Microsoft zufolge arbeiten immer mehr Menschen in Unternehmen in Teams gemeinsam an ihren Aufgaben. Gleichzeitig verändern sich die Räumlichkeiten hin zu größeren und offeneren Büros, welche diese Arbeitsweise unterstützen. Aus diesen Veränderungen ergeben sich auch neue Anforderungen an die Hardware – und das Surface Hub 2 soll sie laut der offiziellen Ankündigung noch besser erfüllen als sein Vorgänger.

Kleiner und doch größer

Die auffälligste Neuerung des Surface Hub 2 ist, dass es den Großbild-Computer nur in einer Größe geben wird. Erschien der Vorgänger noch mit einem 84- und einem 55-Zoll-Bildschirm, soll das neue Modell nur in 50,5 Zoll erhältlich sein. Die Auflösung des Displays entspricht mit 4K der des Spitzenmodells von 2015. Neu ist allerdings auch, dass Nutzer das Gerät um 90 Grad drehen und es so im Hochkant-Modus verwenden können.

Microsoft zufolge soll das Surface Hub 2 auch dünner und mobiler werden als die erste Version.
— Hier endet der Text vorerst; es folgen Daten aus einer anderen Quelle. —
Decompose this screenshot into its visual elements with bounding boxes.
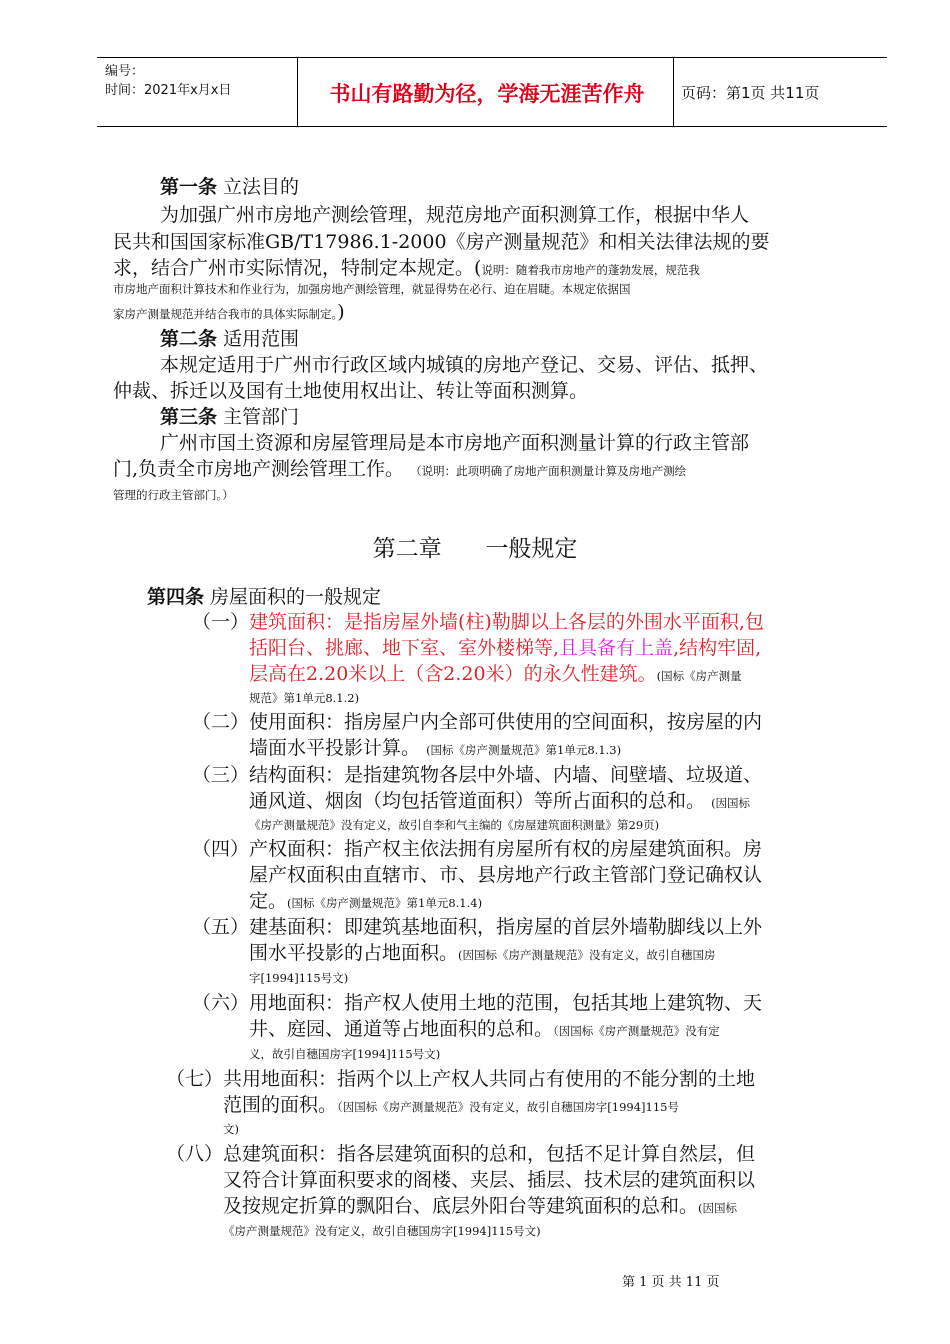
paragraph-text: 门,负责全市房地产测绘管理工作。	[113, 458, 405, 480]
item-text: 括阳台、挑廊、地下室、室外楼梯等,	[249, 637, 560, 659]
note-line: 《房产测量规范》没有定义，故引自李和气主编的《房屋建筑面积测量》第29页)	[249, 818, 660, 832]
item-line	[249, 941, 716, 967]
header-page-info: 页码：第1页 共11页	[681, 84, 820, 102]
note-text: (因国标	[711, 796, 751, 810]
note-line: 管理的行政主管部门。）	[113, 488, 234, 502]
paragraph-text: 求，结合广州市实际情况，特制定本规定。	[113, 257, 475, 279]
note-text: (国标《房产测量规范》第1单元8.1.3)	[426, 743, 622, 757]
paragraph-line: 民共和国国家标准GB/T17986.1-2000《房产测量规范》和相关法律法规的要	[113, 231, 770, 253]
header-time: 时间：2021年x月x日	[105, 83, 232, 98]
list-item	[166, 1067, 755, 1091]
paragraph-line: 为加强广州市房地产测绘管理，规范房地产面积测算工作，根据中华人	[160, 204, 750, 226]
list-item	[192, 915, 762, 939]
note-text: (因国标《房产测量规范》没有定义，故引自穗国房	[458, 948, 716, 962]
item-number: （三）	[192, 764, 250, 786]
note-line: 文)	[223, 1122, 239, 1136]
item-line	[249, 1017, 720, 1043]
item-text: 建基面积：即建筑基地面积，指房屋的首层外墙勒脚线以上外	[249, 916, 763, 938]
item-line: 屋产权面积由直辖市、市、县房地产行政主管部门登记确权认	[249, 864, 763, 886]
note-text: 家房产测量规范并结合我市的具体实际制定。	[113, 307, 338, 321]
item-line	[249, 662, 742, 688]
item-text: 通风道、烟囱（均包括管道面积）等所占面积的总和。	[249, 790, 706, 812]
article-subtitle: 房屋面积的一般规定	[204, 586, 382, 608]
item-text: 结构面积：是指建筑物各层中外墙、内墙、间壁墙、垃圾道、	[249, 764, 763, 786]
item-text: 用地面积：指产权人使用土地的范围，包括其地上建筑物、天	[249, 992, 763, 1014]
page-footer: 第 1 页 共 11 页	[622, 1275, 720, 1290]
item-text: 井、庭园、通道等占地面积的总和。	[249, 1018, 554, 1040]
list-item	[192, 610, 764, 634]
item-text: ,结构牢固,	[673, 637, 762, 659]
note-text: （因国标《房产测量规范》没有定	[553, 1024, 720, 1038]
article-1-heading	[160, 175, 299, 199]
note-bracket: (	[474, 257, 482, 279]
item-text: 范围的面积。	[223, 1094, 338, 1116]
item-line	[249, 889, 482, 915]
list-item	[192, 763, 762, 787]
note-text: (国标《房产测量规范》第1单元8.1.4)	[287, 896, 483, 910]
list-item	[166, 1142, 755, 1166]
item-text-highlight: 且具备有上盖	[559, 637, 674, 659]
note-text: (因国标	[698, 1201, 738, 1215]
note-line: 市房地产面积计算技术和作业行为，加强房地产测绘管理，就显得势在必行、迫在眉睫。本规定依据国	[113, 282, 631, 296]
chapter-title: 第二章 一般规定	[372, 536, 578, 562]
item-line	[223, 1194, 737, 1220]
item-number: （五）	[192, 916, 250, 938]
item-text: 建筑面积：是指房屋外墙(柱)勒脚以上各层的外围水平面积,包	[249, 611, 764, 633]
list-item	[192, 991, 762, 1015]
note-line	[113, 300, 345, 326]
item-text: 使用面积：指房屋户内全部可供使用的空间面积，按房屋的内	[249, 711, 763, 733]
note-text: 说明：随着我市房地产的蓬勃发展，规范我	[481, 263, 700, 277]
note-line: 义，故引自穗国房字[1994]115号文)	[249, 1047, 441, 1061]
item-text: 层高在2.20米以上（含2.20米）的永久性建筑。	[249, 663, 657, 685]
article-title: 第三条	[160, 406, 218, 428]
note-bracket: )	[337, 301, 345, 323]
item-number: （七）	[166, 1068, 224, 1090]
page-header	[97, 57, 887, 127]
paragraph-line: 广州市国土资源和房屋管理局是本市房地产面积测量计算的行政主管部	[160, 432, 750, 454]
item-number: （六）	[192, 992, 250, 1014]
header-divider	[673, 58, 674, 126]
note-line: 字[1994]115号文)	[249, 971, 349, 985]
header-meta	[105, 62, 231, 100]
article-2-heading	[160, 327, 299, 351]
item-text: 围水平投影的占地面积。	[249, 942, 459, 964]
item-line	[249, 789, 750, 815]
item-text: 及按规定折算的飘阳台、底层外阳台等建筑面积的总和。	[223, 1195, 699, 1217]
article-title: 第一条	[160, 176, 218, 198]
item-text: 墙面水平投影计算。	[249, 737, 421, 759]
article-title: 第二条	[160, 328, 218, 350]
list-item	[192, 837, 762, 861]
item-number: （四）	[192, 838, 250, 860]
item-text: 共用地面积：指两个以上产权人共同占有使用的不能分割的土地	[223, 1068, 756, 1090]
paragraph-line: 仲裁、拆迁以及国有土地使用权出让、转让等面积测算。	[113, 380, 589, 402]
list-item	[192, 710, 762, 734]
article-subtitle: 适用范围	[217, 328, 300, 350]
article-3-heading	[160, 405, 299, 429]
item-number: （八）	[166, 1143, 224, 1165]
note-line: 《房产测量规范》没有定义，故引自穗国房字[1994]115号文)	[223, 1224, 541, 1238]
note-text: (国标《房产测量	[656, 669, 742, 683]
article-title: 第四条	[147, 586, 205, 608]
header-motto: 书山有路勤为径，学海无涯苦作舟	[329, 82, 645, 106]
item-number: （二）	[192, 711, 250, 733]
note-text: （说明：此项明确了房地产面积测量计算及房地产测绘	[410, 464, 687, 478]
article-subtitle: 主管部门	[217, 406, 300, 428]
item-line: 又符合计算面积要求的阁楼、夹层、插层、技术层的建筑面积以	[223, 1169, 756, 1191]
article-subtitle: 立法目的	[217, 176, 300, 198]
note-line: 规范》第1单元8.1.2)	[249, 691, 360, 705]
item-text: 产权面积：指产权主依法拥有房屋所有权的房屋建筑面积。房	[249, 838, 763, 860]
item-line	[249, 736, 621, 762]
item-number: （一）	[192, 611, 250, 633]
header-number: 编号：	[105, 64, 145, 79]
item-text: 定。	[249, 890, 288, 912]
article-4-heading	[147, 585, 381, 609]
paragraph-line	[113, 457, 686, 483]
item-text: 总建筑面积：指各层建筑面积的总和，包括不足计算自然层，但	[223, 1143, 756, 1165]
paragraph-line: 本规定适用于广州市行政区域内城镇的房地产登记、交易、评估、抵押、	[160, 354, 769, 376]
note-text: （因国标《房产测量规范》没有定义，故引自穗国房字[1994]115号	[337, 1100, 679, 1114]
item-line	[249, 636, 761, 660]
item-line	[223, 1093, 679, 1119]
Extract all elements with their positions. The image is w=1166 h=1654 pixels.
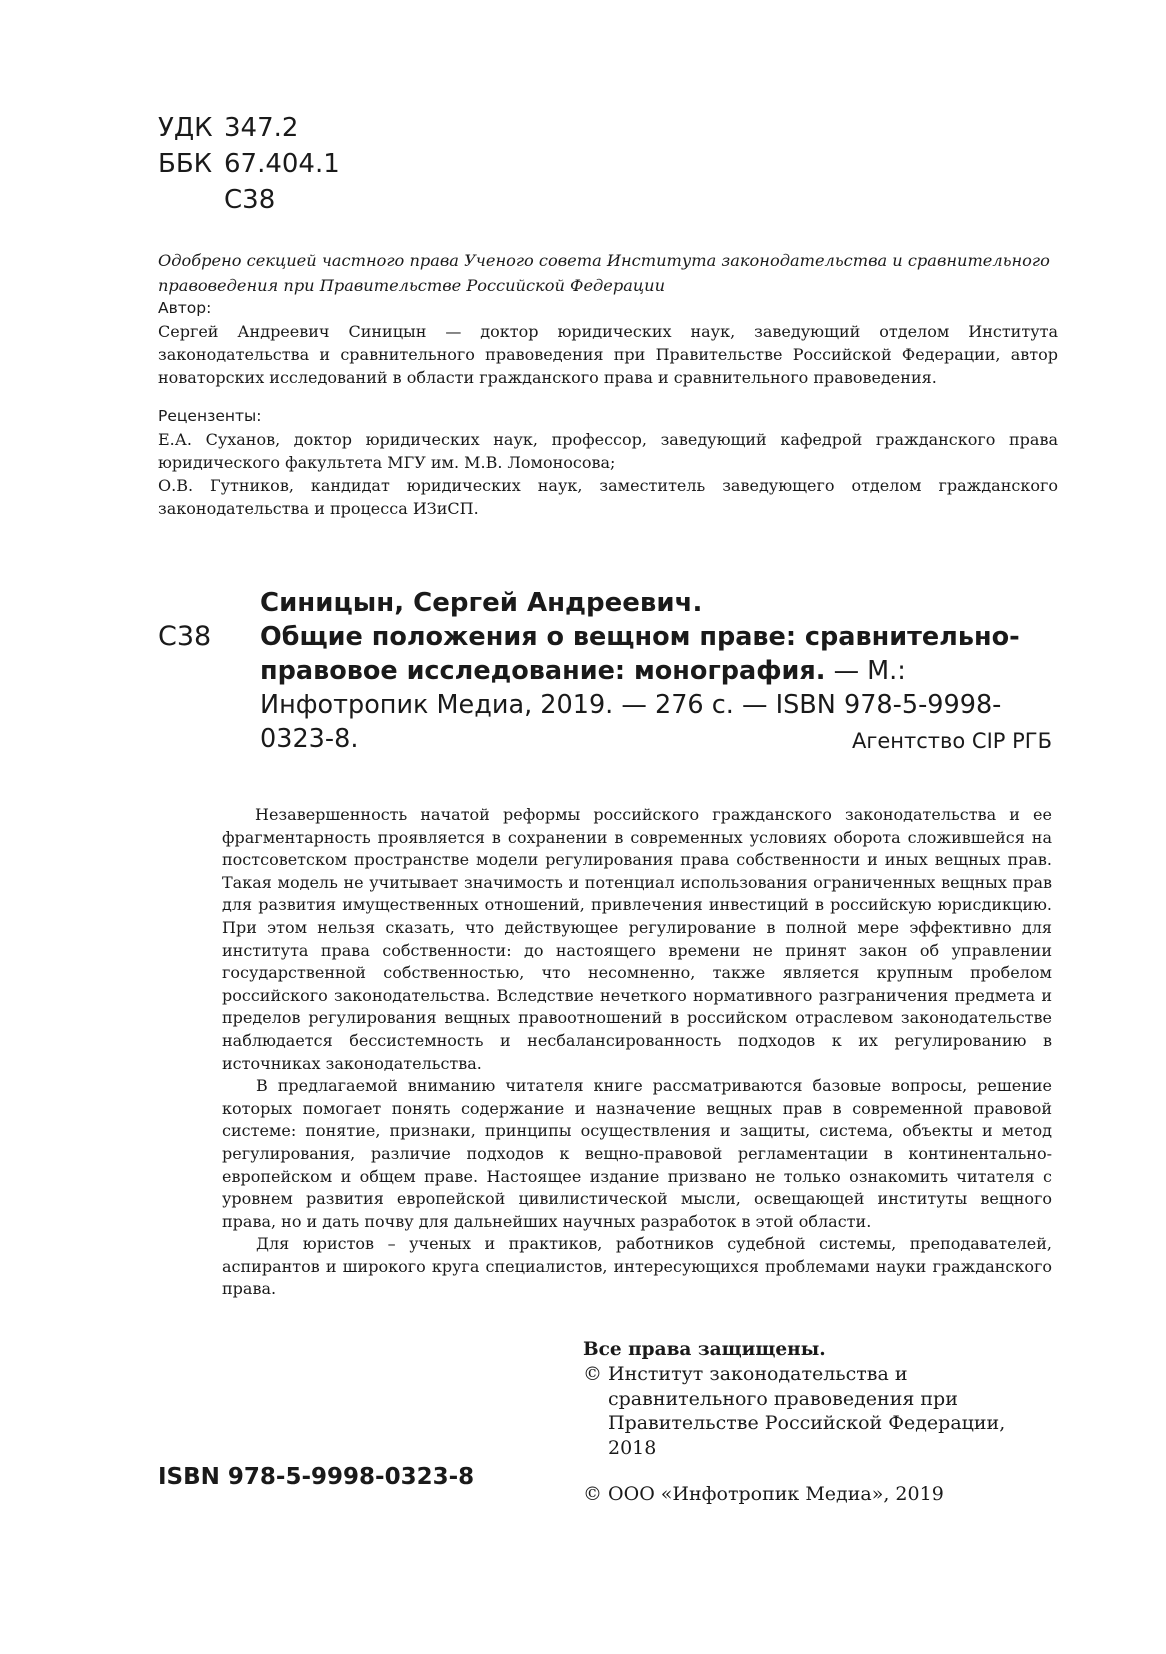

Zusammen mit der neuen Option, bis zu vier Geräte im Panorama- oder Porträt-Modus aneinanderzureihen, soll der Großbild-Computer sich so noch besser für verschiedene Einsatzzwecke und Räumlichkeiten eignen.

Günstiger und nicht nur für Meetings

Dank seiner 4K-Kamera und den integrierten Mikrofonen und Lautsprechern ist das Surface Hub 2 laut Microsoft wie sein Vorgänger optimal für Video-Besprechungen zwischen mehreren Personen an unterschiedlichen Standorten geeignet. Das neue Modell erlaubt aber auch die Anmeldung mehrerer Nutzer am gleichen Gerät, wodurch sich der Großbild-Computer zudem optimal für die produktive und alltägliche Arbeit in Teams abseits von Meetings eignen soll.

Zunächst möchte Microsoft das Surface Hub 2 zusammen mit ausgewählten Geschäftskunden testen, bevor 2019 dann der Verkauf starten soll. Wie viel das Gerät dann kosten wird, ist zurzeit noch unklar. Das Unternehmen verriet in seiner Ankündigung jedoch bereits, dass dieses Modell wohl günstiger als sein Vorgänger wird.